How close to a 51st star on the flag?

For the first time, Puerto Ricans Sunday could vote in favor statehood - and most Americans seem unaware.

December 11, 1998

Americans are not famous for their knowledge of other lands.

So it may come as a surprise to many that a small island in the Caribbean, more than 1,000 miles southeast of Miami, will vote Sunday on whether to become the 51st US state.

More than 2 million people in Puerto Rico, a strategically important gateway to the Caribbean seized by the United States 100 years ago during the Spanish-American War, will seek for the third time an end to their lingering national limbo.

For decades this quasi-colony has existed as a US "commonwealth" - a sort of halfway house of Americanness devised in 1952. But this year, for the first time, it appears the faction intent on adding another star to the US flag will win most of the votes.

While the plebiscite can be ignored by Congress - which in the end decides whether Puerto Rico should be allowed into the Union - a victory for pro-statehood Puerto Ricans would add weight to their long call for Washington's full embrace.

"There's little question that Puerto Rico is moving in the direction of statehood," says Robert Pastor, a political scientist from Harvard University in Cambridge, Mass., who specializes in Caribbean studies. "But it's very simple. As a nation, the United States' people have not thought about this issue. Congress hasn't even thought about this issue - other than less than a dozen congressmen and senators."

Indeed, many Americans, asked what they think of Puerto Rico becoming the 51st state, respond with a nonplussed shrug followed by an admission of ignorance about the issue.

There are few shrugs of ignorance or apathy here, though. The island's political parties have spent more than $2 million in bombarding Puerto Rican voters with their messages. And some 73 percent of the island's 2.2 million registered voters are expected to vote Sunday.

The choices

When residents go to the polls, they have five options:

* Continue as a commonwealth.

* Become a US state.

* Independence.

* "Free association," essentially independence with treaty ties to the United States similar to former US territories such as the Marshall Islands and Palau.

* None of the above.

A poll published on Dec. 9 by The San Juan Star, a leading local daily newspaper, indicated 49 percent of the electorate will vote for statehood and 45 percent will choose the "none of the above" option. In protest of what they consider unfair wording of the ballot, the traditional advocates of commonwealth are boycotting the plebiscite and telling their supporters to vote "none of the above."

Independence has never been a real issue for most Puerto Ricans, who have little interest in giving up their much-coveted US citizenship. Residents have carried US passports since 1917, but they can't vote for president or Congress - unless they are one of nearly 3 million Puerto Ricans living on the US mainland.

Under commonwealth status Puerto Rico has blended the trappings of sovereignty with the airs of statehood. While the United States provides up to $10 billion a year in federal aid to Puerto Rico and tens of thousands of Puerto Ricans have fought in wars for the US, islanders don't pay federal taxes and keep symbols of autonomy such as an Olympic team.
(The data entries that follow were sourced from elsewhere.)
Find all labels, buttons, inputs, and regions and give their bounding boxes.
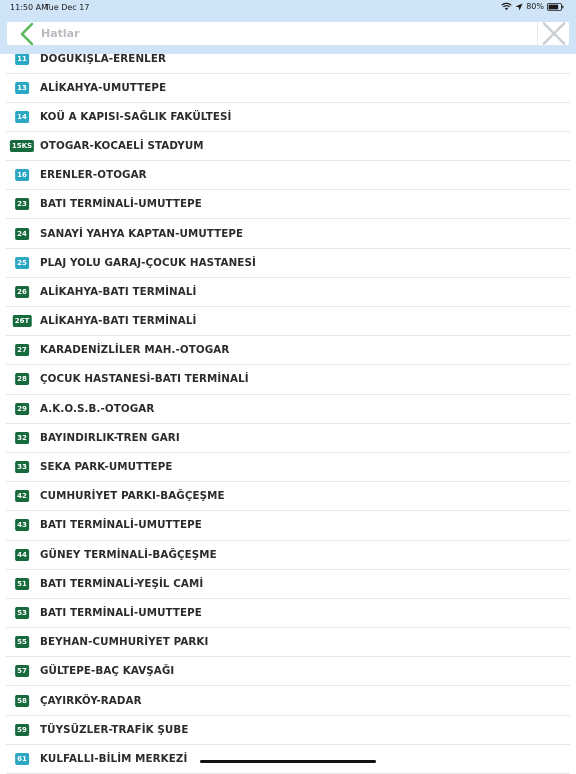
route-row[interactable]: 23 BATI TERMİNALİ-UMUTTEPE xyxy=(6,190,570,220)
route-code-badge: 24 xyxy=(15,227,29,240)
route-list: 11 DOĞUKIŞLA-ERENLER 13 ALİKAHYA-UMUTTEPE 14… xyxy=(0,45,576,774)
route-row[interactable]: 42 CUMHURİYET PARKI-BAĞÇEŞME xyxy=(6,482,570,512)
route-name: KOÜ A KAPISI-SAĞLIK FAKÜLTESİ xyxy=(40,110,232,123)
route-row[interactable]: 32 BAYINDIRLIK-TREN GARI xyxy=(6,424,570,453)
route-name: A.K.O.S.B.-OTOGAR xyxy=(40,402,155,415)
battery-icon xyxy=(547,2,564,11)
route-code-badge: 27 xyxy=(15,344,29,357)
route-name: ALİKAHYA-BATI TERMİNALİ xyxy=(40,315,197,328)
route-row[interactable]: 28 ÇOCUK HASTANESİ-BATI TERMİNALİ xyxy=(6,365,570,395)
route-code-badge: 51 xyxy=(15,577,29,590)
route-code-badge: 25 xyxy=(15,256,29,269)
route-row[interactable]: 26 ALİKAHYA-BATI TERMİNALİ xyxy=(6,278,570,307)
route-code-badge: 13 xyxy=(15,81,29,94)
route-code-badge: 23 xyxy=(15,198,29,211)
battery-percent: 80% xyxy=(526,2,544,11)
route-code-badge: 53 xyxy=(15,606,29,619)
route-row[interactable]: 15KS OTOGAR-KOCAELİ STADYUM xyxy=(6,132,570,162)
route-name: ALİKAHYA-BATI TERMİNALİ xyxy=(40,285,197,298)
route-name: BATI TERMİNALİ-UMUTTEPE xyxy=(40,198,202,211)
route-name: CUMHURİYET PARKI-BAĞÇEŞME xyxy=(40,490,225,503)
close-icon[interactable] xyxy=(537,22,569,45)
route-code-badge: 29 xyxy=(15,402,29,415)
route-name: KARADENİZLİLER MAH.-OTOGAR xyxy=(40,344,230,357)
route-row[interactable]: 51 BATI TERMİNALİ-YEŞİL CAMİ xyxy=(6,570,570,599)
route-code-badge: 15KS xyxy=(9,139,35,152)
route-name: ÇAYIRKÖY-RADAR xyxy=(40,694,142,707)
route-row[interactable]: 59 TÜYSÜZLER-TRAFİK ŞUBE xyxy=(6,716,570,745)
route-row[interactable]: 24 SANAYİ YAHYA KAPTAN-UMUTTEPE xyxy=(6,219,570,249)
route-code-badge: 26T xyxy=(12,315,32,328)
search-input[interactable] xyxy=(41,24,531,43)
route-row[interactable]: 26T ALİKAHYA-BATI TERMİNALİ xyxy=(6,307,570,337)
route-code-badge: 61 xyxy=(15,752,29,765)
route-name: GÜLTEPE-BAÇ KAVŞAĞI xyxy=(40,665,175,678)
route-code-badge: 44 xyxy=(15,548,29,561)
route-name: BAYINDIRLIK-TREN GARI xyxy=(40,431,180,444)
route-name: BATI TERMİNALİ-UMUTTEPE xyxy=(40,606,202,619)
route-code-badge: 26 xyxy=(15,285,29,298)
route-row[interactable]: 13 ALİKAHYA-UMUTTEPE xyxy=(6,74,570,103)
route-row[interactable]: 53 BATI TERMİNALİ-UMUTTEPE xyxy=(6,599,570,629)
route-name: SEKA PARK-UMUTTEPE xyxy=(40,461,173,474)
route-name: PLAJ YOLU GARAJ-ÇOCUK HASTANESİ xyxy=(40,256,256,269)
route-code-badge: 43 xyxy=(15,519,29,532)
route-code-badge: 59 xyxy=(15,723,29,736)
route-row[interactable]: 33 SEKA PARK-UMUTTEPE xyxy=(6,453,570,483)
search-bar xyxy=(7,22,569,46)
route-row[interactable]: 25 PLAJ YOLU GARAJ-ÇOCUK HASTANESİ xyxy=(6,249,570,278)
route-name: DOĞUKIŞLA-ERENLER xyxy=(40,52,166,65)
route-name: BATI TERMİNALİ-UMUTTEPE xyxy=(40,519,202,532)
status-bar: 11:50 AM Tue Dec 17 80% xyxy=(0,0,576,16)
route-code-badge: 32 xyxy=(15,431,29,444)
route-row[interactable]: 27 KARADENİZLİLER MAH.-OTOGAR xyxy=(6,336,570,366)
wifi-icon xyxy=(501,2,512,11)
route-name: OTOGAR-KOCAELİ STADYUM xyxy=(40,139,204,152)
route-code-badge: 33 xyxy=(15,461,29,474)
route-row[interactable]: 57 GÜLTEPE-BAÇ KAVŞAĞI xyxy=(6,657,570,687)
route-code-badge: 16 xyxy=(15,169,29,182)
route-code-badge: 57 xyxy=(15,665,29,678)
route-row[interactable]: 14 KOÜ A KAPISI-SAĞLIK FAKÜLTESİ xyxy=(6,103,570,132)
route-code-badge: 11 xyxy=(15,52,29,65)
route-name: ERENLER-OTOGAR xyxy=(40,169,147,182)
header-bar: 11:50 AM Tue Dec 17 80% xyxy=(0,0,576,54)
home-indicator xyxy=(200,760,376,763)
route-row[interactable]: 55 BEYHAN-CUMHURİYET PARKI xyxy=(6,628,570,658)
route-row[interactable]: 58 ÇAYIRKÖY-RADAR xyxy=(6,686,570,716)
route-row[interactable]: 16 ERENLER-OTOGAR xyxy=(6,161,570,191)
status-date: Tue Dec 17 xyxy=(45,3,90,12)
route-row[interactable]: 43 BATI TERMİNALİ-UMUTTEPE xyxy=(6,511,570,541)
status-indicators: 80% xyxy=(501,2,564,11)
route-name: ÇOCUK HASTANESİ-BATI TERMİNALİ xyxy=(40,373,249,386)
route-name: KULFALLI-BİLİM MERKEZİ xyxy=(40,752,188,765)
route-name: BEYHAN-CUMHURİYET PARKI xyxy=(40,636,209,649)
route-name: ALİKAHYA-UMUTTEPE xyxy=(40,81,167,94)
route-name: BATI TERMİNALİ-YEŞİL CAMİ xyxy=(40,577,204,590)
route-name: GÜNEY TERMİNALİ-BAĞÇEŞME xyxy=(40,548,217,561)
location-arrow-icon xyxy=(515,3,523,10)
route-code-badge: 28 xyxy=(15,373,29,386)
back-arrow-icon[interactable] xyxy=(17,22,37,46)
route-name: SANAYİ YAHYA KAPTAN-UMUTTEPE xyxy=(40,227,244,240)
route-code-badge: 58 xyxy=(15,694,29,707)
route-code-badge: 14 xyxy=(15,110,29,123)
status-time: 11:50 AM xyxy=(10,3,48,12)
route-row[interactable]: 29 A.K.O.S.B.-OTOGAR xyxy=(6,395,570,424)
route-row[interactable]: 44 GÜNEY TERMİNALİ-BAĞÇEŞME xyxy=(6,541,570,570)
route-code-badge: 42 xyxy=(15,490,29,503)
route-name: TÜYSÜZLER-TRAFİK ŞUBE xyxy=(40,723,189,736)
route-code-badge: 55 xyxy=(15,636,29,649)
Anti-statehood advocates have drawn on symbols like these in an effort to sway the vote. The pro-commonwealth faction aired an ad implying statehood would mean the end of Puerto Rico's separate Olympic team. During the spot, an anonymous hand rips the Puerto Rico logo off a basketball player's jersey.

Yet statehood proponents note that US investments have boosted annual per capita income here to $8,500 - one- third the US average but five times higher than in nearby Dominican Republic, and the highest in Latin America. Still, 59 percent of residents on this island of 3.8 million people live below the US poverty line, according to the 1990 census.
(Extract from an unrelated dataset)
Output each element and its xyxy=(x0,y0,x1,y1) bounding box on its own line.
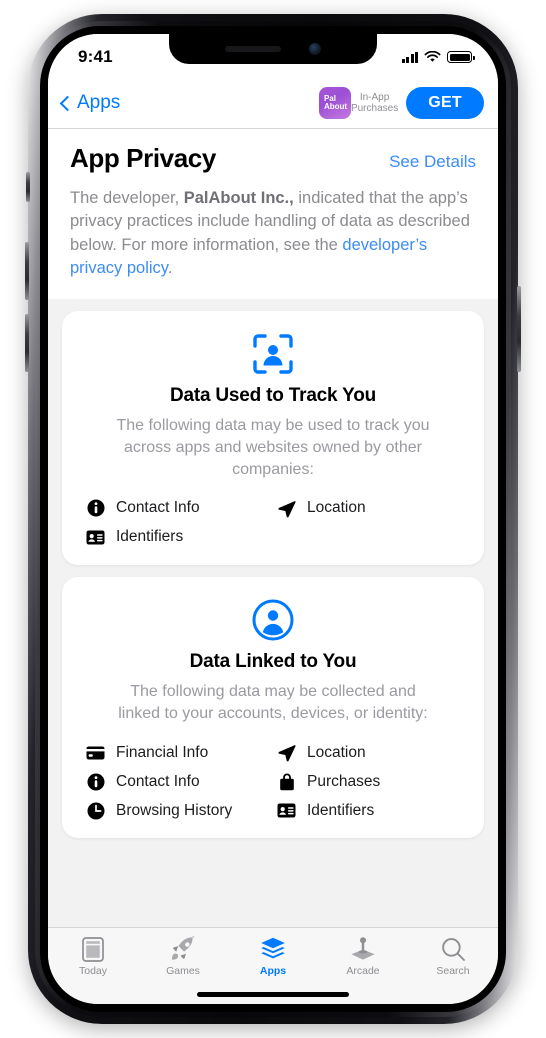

And that's something that makes US policymakers less than exuberant about making Puerto Rico the next state. Another flash point is the issue of language. Some have warned that Puerto Rico - where fewer than one-third of the people speak English well and leaders insist statehood doesn't mean English would replace Spanish as the island's dominant language - could become the Quebec of the United States, referring to the restive French-speaking Canadian province.

"At some point folks in the US might wake up and say, 'Who are these peo-ple?' " says Ramon Daubon, a specialist on Puerto Rico for the Caribbean studies group at Georgetown University in Washington. "Puerto Rico is a poor state, the people are not white and not English-speaking. They also want a greater degree of self-government than most states."

Inevitability of statehood

Still, Mr. Daubon and others who have studied the issue believe Puerto Rico will eventually become a state, even if it takes a few decades. Islandwide votes on the issue have shown a slackening in appeal for commonwealth. In a 1952 vote on the island's Constitution, some 80 percent supported commonwealth. In the most recent plebiscite - in 1993 - commonwealth got only 49 percent.

In the end, even if statehood carries the day, the vote must be convincing to make people seriously consider the issue. A mere plurality is unlikely to impress Congress. Many members have said they would like to see at least a solid majority, if not two-thirds, voting in support of statehood before they take action.

"It's obvious, from many factors, that there will be a plurality for statehood," says Juan Garcia Passalacqua, a political analyst in Puerto Rico. "The real question now is what is Congress going to do. Do they want to admit a Hispanic state as the 51st state?"